As for doublet or triplet, this article may help - the phase III clinical trials that support these therapies are good to read, too. This one may be is helpful for your thinking. https://www.urologytimes.com/view/dr-alicia-morgans-details-decision-between-doublets-and-triplets-in-mcspc#:~:text=Dr.-,Alicia%20Morgans%20details%20decision%20between%20doublets%20and%20triplets%20in%20mCSPC,the%202022%20LUGPA%20Annual%20Meeting.

As for triplet therapy, it is SOC for high volume Mets. The definition of high volume doesn’t only refer to the number of ‘spots’, but also location. My hub, whose unusual Mets is lung only (no bone or nodes light up) is considered high volume because it’s in the lungs, even though the SUV on his PSMA PET scan is low. So, there are many factors that make up why each case is unique.

The same seems true with going through triplet therapy. When the lung spots were discovered, our local UG Onc suggested triplet therapy. Because of the rare presentation we went for 2nd opinion at big COE where it was suggested that a 2nd chemo (Carboplatin) be added to the triple (we called it quad therapy). Our local Onc wasn’t crazy about that so, we started with ADT (Firmagon shots) and Docetaxel + Carboplatin 6 rounds every 21 days. Prior to the 4th round we added the Nubeqa after further consulting - so he did get the quad therapy for 3 rounds.

We had some complications toward the last 2 rounds, and after #6. I think it’s updated in my profile/bio (and updating yours would be helpful to others replying to your queries, so we know your details, hint, hint). He finished the chemo mid August and I would say he is still recovering - he had a rare side effect that was likely the contributing factor. Round #6 took his breath away - blood counts were low, but ok, but he had no energy and breathing was more difficult - it turned out he had a chemo induced ‘capillary leak syndrome’ - fluid leaking from blood to tissues, so swollen ankles but for him, the lining of his lungs filled with fluid - it was discovered on the follow up PSMA PET scan and he had 2 thoracenteses in 3 days to remove 1 liter of fluid from each side - no wonder he had a hard time breathing. So, our experience is tainted and unusual.

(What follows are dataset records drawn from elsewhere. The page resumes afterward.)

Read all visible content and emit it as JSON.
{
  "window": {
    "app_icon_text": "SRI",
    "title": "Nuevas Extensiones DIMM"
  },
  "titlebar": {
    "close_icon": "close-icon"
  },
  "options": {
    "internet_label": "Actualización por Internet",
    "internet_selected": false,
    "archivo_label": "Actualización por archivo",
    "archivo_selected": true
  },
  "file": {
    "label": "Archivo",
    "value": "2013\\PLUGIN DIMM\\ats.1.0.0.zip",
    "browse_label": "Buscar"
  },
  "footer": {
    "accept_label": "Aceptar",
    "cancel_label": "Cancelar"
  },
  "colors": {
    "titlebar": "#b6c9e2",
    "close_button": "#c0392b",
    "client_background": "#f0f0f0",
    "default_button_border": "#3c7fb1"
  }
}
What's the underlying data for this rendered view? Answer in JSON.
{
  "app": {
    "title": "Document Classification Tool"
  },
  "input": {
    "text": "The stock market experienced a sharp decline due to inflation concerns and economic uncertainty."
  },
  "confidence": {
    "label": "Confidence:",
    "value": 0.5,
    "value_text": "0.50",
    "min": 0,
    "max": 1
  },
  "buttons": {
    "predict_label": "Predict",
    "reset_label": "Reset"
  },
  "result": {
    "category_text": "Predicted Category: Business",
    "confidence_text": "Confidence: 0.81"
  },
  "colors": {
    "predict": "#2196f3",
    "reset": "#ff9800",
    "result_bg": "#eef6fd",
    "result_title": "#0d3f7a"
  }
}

Overall, I would say that the first rounds of chemo were cumulative but manageable - exhaustion with some expected side effects and then you build back before the next treatment. We are big DIYers and projects kept him going - he built a small yoga deck, cleared some trees, and carried on as much as possible. But it is cumulative and by #5 and #6, he was mostly resting.

We go for follow-up scans in about 5 weeks - it was hard to read the last scans due to the extra fluid, so we will see how the chemo worked. PSA dropped immediately with the Firmagon (was only 0.36 to begin with) and stayed undetectable. He is just on Orgovyx and Nubeqa since chemo.
(Sorry this is so long…).

Chemo is no small endeavor, it’s cumulative and does a number on the bone marrow - and hopefully on the dividing cancer cells too! We did the cryotherapy for hands and feet to prevent neuropathy and it worked…so far. Take the Claritin, listen to the infusion staff, and rest well. It’s intense for awhile and then it’s behind you. If you have metastasis, it’s the standard. Good luck to you and your hub and keep us posted! This road is an odyssey, not a journey, in my book. And it’s helpful to have others to connect with who know the in/outs. Some are very frank here because of many years seeing people going through various treatments and having various results - all here are well intentioned and knowledgeable, so please don’t get discouraged if the message is not touching in a way that works for you. I hope your next decisions come easily. All Best to you and yours.